TL;DR

19 measurements using the Quolity Chrome extension, 7 prompts. On branded queries, ChatGPT cites my site every time. On generic queries, never. What ChatGPT says about my site when it does cite me is both useful and sobering.

The Results of My First AI Citation Measurement

Expert Take — Hans Schepers
I expected a gradual picture: some visibility on branded queries, some on generic ones, and growth over time. What I found is a sharp contrast. Every query containing my brand name: cited. Every query without it: nothing. That is not a gradual difference — it is zero versus a hundred percent.

How I measure

Quolity is a free Chrome extension that exports ChatGPT’s query fan-out — the internal search queries the model generates before producing an answer — along with all retrieved sources and the final citations. I ran three independent runs per prompt, at different times, to separate coincidence from pattern.

My seven prompts fall into two groups. Branded prompts include my name: “Is Hands on GEO a reliable source on GEO?” and “What does Hands on GEO write about AI visibility?” Generic prompts do not: questions about the best GEO resources, GEO experts in the Netherlands, and a comparison of GEO sources for marketers.

What the data shows

Branded prompts: cited 6 out of 6 times. Both branded prompts — 3 runs each — produce the same result: my site appears in the retrieved sources and in the final citations every time. ChatGPT needs few sub-queries for these questions — an average of 4 to 8 — because it already has a target: searching for my site.

Generic prompts: cited 0 out of 12 times. Across all generic prompts — 12 runs — my site does not appear as a URL citation once. Source pools are much larger here (averaging 45 to 88 sources per run) and fan-outs are nearly twice as large. My brand name does appear occasionally as a text mention without a clickable source. That is a different signal: the model knows my brand exists, but does not yet trust my pages as a primary source.

What ChatGPT says when it does cite me. This was the most useful part of the data.
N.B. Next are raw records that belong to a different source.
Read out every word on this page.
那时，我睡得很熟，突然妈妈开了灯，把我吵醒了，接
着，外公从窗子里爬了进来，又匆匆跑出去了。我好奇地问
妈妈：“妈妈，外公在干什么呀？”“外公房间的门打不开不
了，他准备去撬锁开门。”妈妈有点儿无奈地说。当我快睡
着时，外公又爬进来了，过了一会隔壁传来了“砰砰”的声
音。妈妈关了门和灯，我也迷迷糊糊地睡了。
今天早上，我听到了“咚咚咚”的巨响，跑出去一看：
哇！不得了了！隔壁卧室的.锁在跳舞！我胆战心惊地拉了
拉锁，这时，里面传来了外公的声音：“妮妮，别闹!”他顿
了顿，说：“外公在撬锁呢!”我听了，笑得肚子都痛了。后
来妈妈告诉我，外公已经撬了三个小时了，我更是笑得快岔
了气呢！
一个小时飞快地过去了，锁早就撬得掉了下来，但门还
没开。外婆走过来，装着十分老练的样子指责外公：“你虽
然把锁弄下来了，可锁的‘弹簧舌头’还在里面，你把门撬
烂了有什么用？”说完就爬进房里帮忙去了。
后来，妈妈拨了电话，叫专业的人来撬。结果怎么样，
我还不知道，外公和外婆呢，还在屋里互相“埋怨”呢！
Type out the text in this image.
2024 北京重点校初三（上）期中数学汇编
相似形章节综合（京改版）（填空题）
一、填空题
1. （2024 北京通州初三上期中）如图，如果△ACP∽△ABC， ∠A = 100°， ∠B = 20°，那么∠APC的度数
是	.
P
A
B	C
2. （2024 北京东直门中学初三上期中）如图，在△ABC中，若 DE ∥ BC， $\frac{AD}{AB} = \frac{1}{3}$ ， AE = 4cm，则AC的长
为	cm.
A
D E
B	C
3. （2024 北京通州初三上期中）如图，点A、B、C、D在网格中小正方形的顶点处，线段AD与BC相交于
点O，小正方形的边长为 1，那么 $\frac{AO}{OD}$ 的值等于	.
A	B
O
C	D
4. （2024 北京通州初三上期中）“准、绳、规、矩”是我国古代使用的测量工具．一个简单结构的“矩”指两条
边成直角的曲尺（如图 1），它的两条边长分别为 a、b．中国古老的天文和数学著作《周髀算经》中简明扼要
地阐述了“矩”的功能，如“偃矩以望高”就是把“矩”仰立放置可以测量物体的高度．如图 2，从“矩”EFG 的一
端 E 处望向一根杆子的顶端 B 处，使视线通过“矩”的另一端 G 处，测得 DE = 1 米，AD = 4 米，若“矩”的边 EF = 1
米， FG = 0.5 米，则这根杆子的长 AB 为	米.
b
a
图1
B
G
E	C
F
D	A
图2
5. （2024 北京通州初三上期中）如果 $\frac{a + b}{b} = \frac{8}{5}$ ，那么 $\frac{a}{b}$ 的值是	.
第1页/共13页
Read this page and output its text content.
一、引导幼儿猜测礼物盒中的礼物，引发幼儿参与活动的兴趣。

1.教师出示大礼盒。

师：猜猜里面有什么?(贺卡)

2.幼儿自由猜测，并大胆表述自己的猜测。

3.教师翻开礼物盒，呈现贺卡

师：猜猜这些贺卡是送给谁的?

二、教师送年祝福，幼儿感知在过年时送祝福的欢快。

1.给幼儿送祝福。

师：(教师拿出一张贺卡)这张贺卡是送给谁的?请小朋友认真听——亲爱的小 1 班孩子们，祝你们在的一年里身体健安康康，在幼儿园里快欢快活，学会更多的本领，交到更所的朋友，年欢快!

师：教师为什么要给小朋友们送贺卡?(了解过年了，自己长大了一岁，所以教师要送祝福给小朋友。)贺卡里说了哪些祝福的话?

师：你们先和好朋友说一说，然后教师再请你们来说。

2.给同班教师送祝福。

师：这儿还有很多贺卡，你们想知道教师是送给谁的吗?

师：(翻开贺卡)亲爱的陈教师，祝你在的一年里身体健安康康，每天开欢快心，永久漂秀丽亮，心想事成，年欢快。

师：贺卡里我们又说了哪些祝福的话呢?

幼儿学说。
In the export of “Is Hands on GEO a reliable source?”, the citation context reads: “a serious and credible practitioner source” and “useful, often sharp” — but also “not necessarily a neutral or academic authority” and “not suitable as the sole source for hard claims.” That is an honest picture. The missing layer is external validation: what others say about me, not what I publish myself.

Who appears for “experts in the Netherlands”? Sebastiaan Laan appears in five of the six expert runs. Chantal Smink, Julian Smits, Ryan IP, Stijn Bergmans and Jafar Kaboli also appear, with varying frequency. My name is not there. That does not surprise me: I have not published any external articles, given interviews, or spoken at conferences. All those other names are visible through exactly those channels.

What the “compare” prompt reveals. One run, 8 citations: the original GEO research paper (arxiv.org), Ahrefs, Search Engine Land, Semrush, Google Search Central and McKinsey. That is the company I need to be in if I ever want to appear for this type of query. These are not new blogs.

What I think — cautiously

19 measurements is not enough for definitive conclusions, but it is enough to see a pattern.

The contrast between branded and generic is sharper than I expected. Instead of a gradual difference, I see a hard line. The question is therefore not “how do I become more visible”, but “when does an AI model consider a source authoritative on a topic, regardless of whether the name is already known.” That is a different question.

The bottleneck is not content. ChatGPT describes my site as useful but insufficient for authoritative claims. Writing more articles will not fix that. The missing layer is what others say about me — in trade media, via LinkedIn, in event announcements.

The GEO expert landscape in the Netherlands is fragmented. No single name appears in all runs. That means the field is open, but also that there is no established order to push against.

I draw no conclusions about causality or other platforms. All my measurements are via ChatGPT. Perplexity and Gemini work differently. And the variation between runs is sometimes significant — the same prompt produces eight sub-queries in run 1 and thirteen in run 3. That is a property of the system, not noise.

FAQ

Are three runs per prompt enough?
The minimum. Three runs show whether a result is stable or incidental. For definitive conclusions you need more.

Why Quolity and not a paid tool?
Profound offers fan-out data at enterprise level only. Quolity provides the same raw data via a free extension. For a first measurement, that is sufficient.

What does it mean if my name appears in the text but not as a citation?
The model recognises your brand but does not yet trust your page as a primary source. Only the second type generates traffic.

What are the next steps?
Measure more generic prompts, run the same prompts through Perplexity, and automate the export step so manual clicking does not become the bottleneck.

Sources

  • Own master spreadsheet quolity-master-20260417.xlsx — 19 measurements, 7 prompts, April 2026
  • Quolity Chrome extension, April 2026 version
  • Citation context exports per prompt (included in master spreadsheet)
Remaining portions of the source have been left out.